Sri Lanka was found to have the second highest number of enforced disappearances according to a 2022 Amnesty International report and Sooka emphasised that such stories ‘placed an obligation on the international community to hold Sri Lanka accountable.’
When asked about the UK’s resistance to sanctioning and referring Sri Lanka to the International Court, Sooka said she was ‘disappointed’.
Previously the ITJP had submitted lengthy sanctions dossiers on General Shavendra Silva in 2021, and General Jagath Jayasuria in 2022, who was in charge of the notorious Joseph camp.
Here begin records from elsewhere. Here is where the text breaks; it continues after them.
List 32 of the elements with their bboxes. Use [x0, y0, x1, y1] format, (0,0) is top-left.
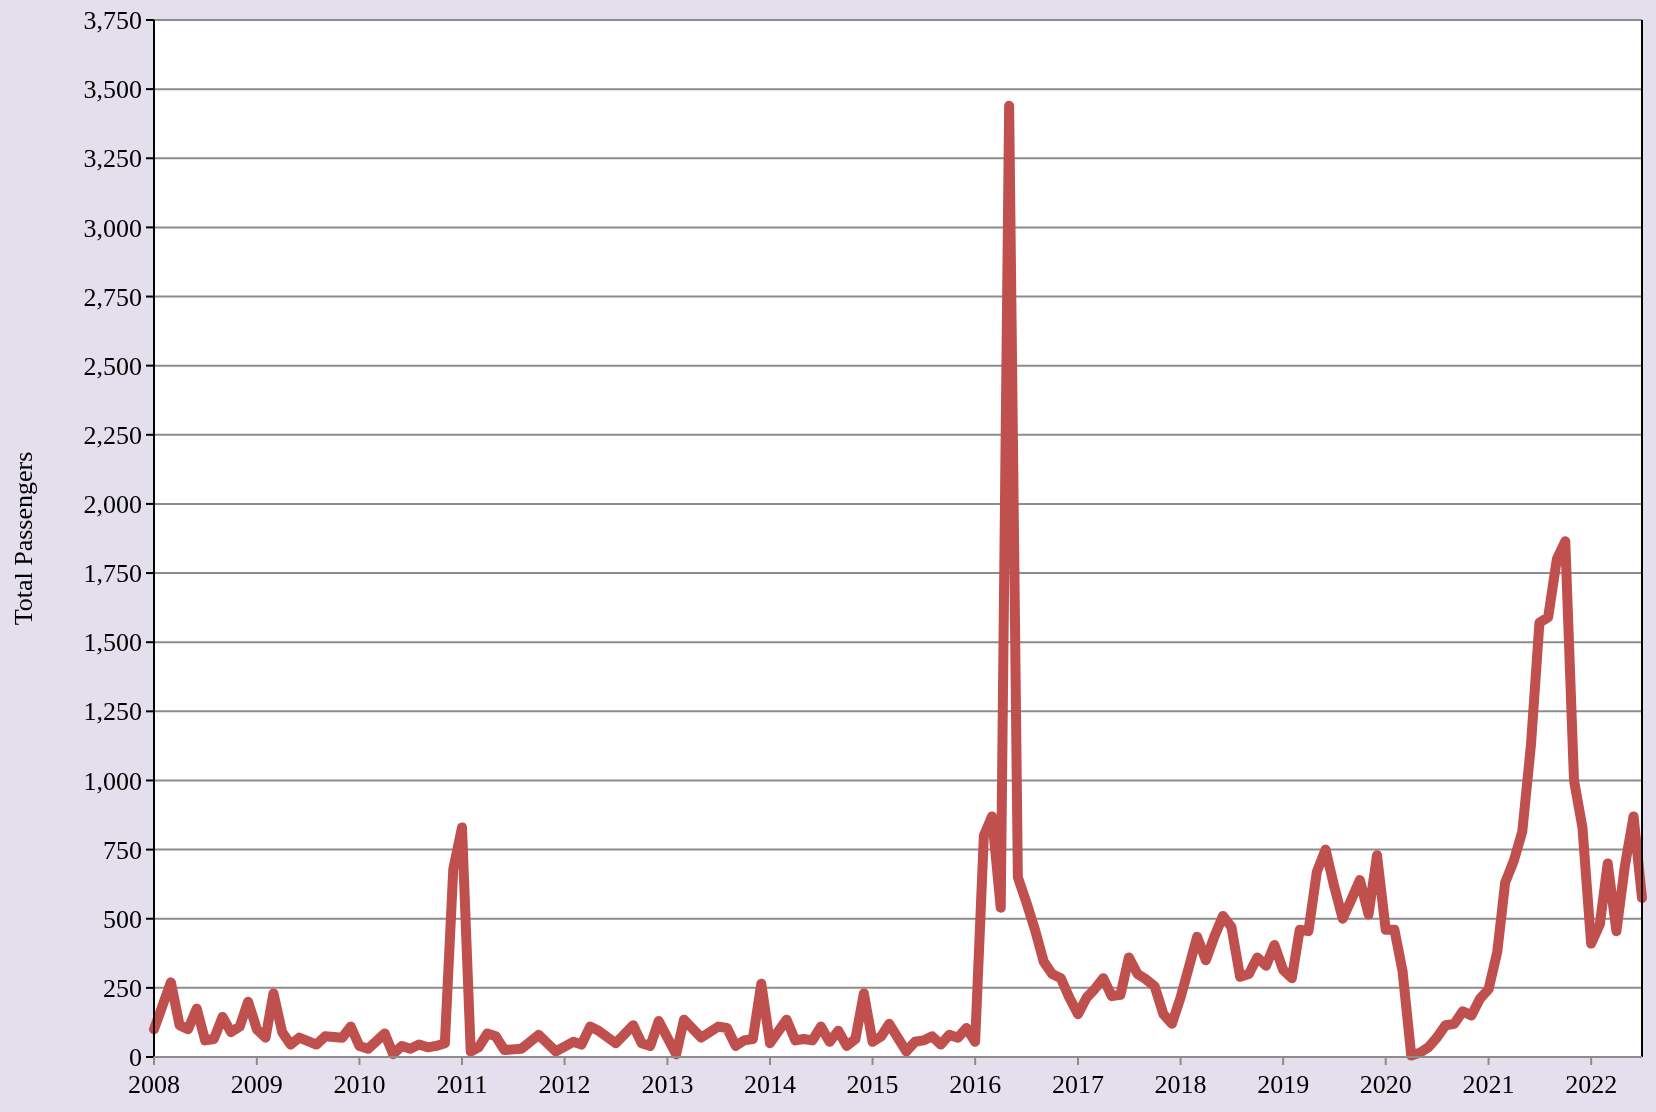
y-tick-label: 1,000 [83, 766, 142, 796]
y-tick-label: 1,750 [83, 559, 142, 589]
x-tick-label: 2021 [1462, 1070, 1515, 1099]
x-tick-label: 2014 [744, 1070, 796, 1099]
x-tick-label: 2022 [1565, 1070, 1618, 1099]
x-tick-label: 2010 [333, 1070, 386, 1099]
y-tick-label: 750 [103, 835, 142, 865]
y-tick-label: 250 [103, 973, 142, 1003]
x-tick-label: 2016 [949, 1070, 1002, 1099]
y-tick-label: 2,750 [83, 282, 142, 312]
y-tick-label: 2,500 [83, 351, 142, 381]
x-tick-label: 2017 [1051, 1070, 1104, 1099]
y-tick-label: 500 [103, 904, 142, 934]
x-tick-label: 2011 [436, 1070, 488, 1099]
y-tick-label: 3,500 [83, 75, 142, 105]
y-tick-label: 3,750 [83, 6, 142, 36]
y-tick-label: 2,000 [83, 490, 142, 520]
x-tick-label: 2012 [538, 1070, 591, 1099]
y-tick-label: 1,500 [83, 628, 142, 658]
x-tick-label: 2020 [1359, 1070, 1412, 1099]
y-tick-label: 3,250 [83, 144, 142, 174]
y-tick-label: 2,250 [83, 420, 142, 450]
x-tick-label: 2015 [846, 1070, 899, 1099]
y-tick-label: 3,000 [83, 213, 142, 243]
y-tick-label: 1,250 [83, 697, 142, 727]
y-axis-title: Total Passengers [9, 451, 38, 626]
y-tick-label: 0 [129, 1043, 142, 1073]
x-tick-label: 2008 [128, 1070, 180, 1099]
x-tick-label: 2019 [1257, 1070, 1310, 1099]
x-tick-label: 2013 [641, 1070, 694, 1099]
x-tick-label: 2018 [1154, 1070, 1207, 1099]
x-tick-label: 2009 [230, 1070, 283, 1099]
Whilst Silva was publicly designated in the US under 7031c of the Appropriations Act for his role in gross human rights violations, the UK has never sanctioned either of the two men.
Sooka said: “We find it a real challenge to understand why the UK government has been so resistant to sanctioning - the hope is this year the publicity around this question of sanctions request will spur the UK government to act and do what is their responsibility.”
When asked whether she would support economic sanctions against Sri Lanka as a whole, Sooka admitted this was trickier to answer with the advent of a new regime and a possibility that they could behave in a ‘different manner’.
“I would argue it would be better to have economic sanctions against individuals involved or implicated in corruption but I think that question of overall economic sanctions itself should be a call made by the victims of the violations themselves.”
Demonstration by Tamil families in 2020.
When asked if she would support a referral to the International Criminal Court, Sooka said “absolutely”.
“The ITJP has always been considering what is a jurisdictional basis to bring such a case, but the difficulty is that Sri Lanka is not a signatory. But if countries passed a resolution in the security council and signalled that there would be an ICC referral and investigation into what happened at the end of the war and in the aftermath in Sri Lanka, that is something that one could pressure the UK to put in a referral as well.”
Sooka is clear that the Tamil people can support the submissions by the ITJP, particularly amid calls to renew the mandate of the Office of the UN High Commissioner for Human Rights (OHCHR) and its Sri Lanka Accountability Project.
Sooka said: “Write to the various governments, particularly the UK which is the leader of the core group on the Human Rights Council and will in fact rally support for an investigation.
“By asking them to act on the submissions - these are tangible steps that the Tamil community can really support.”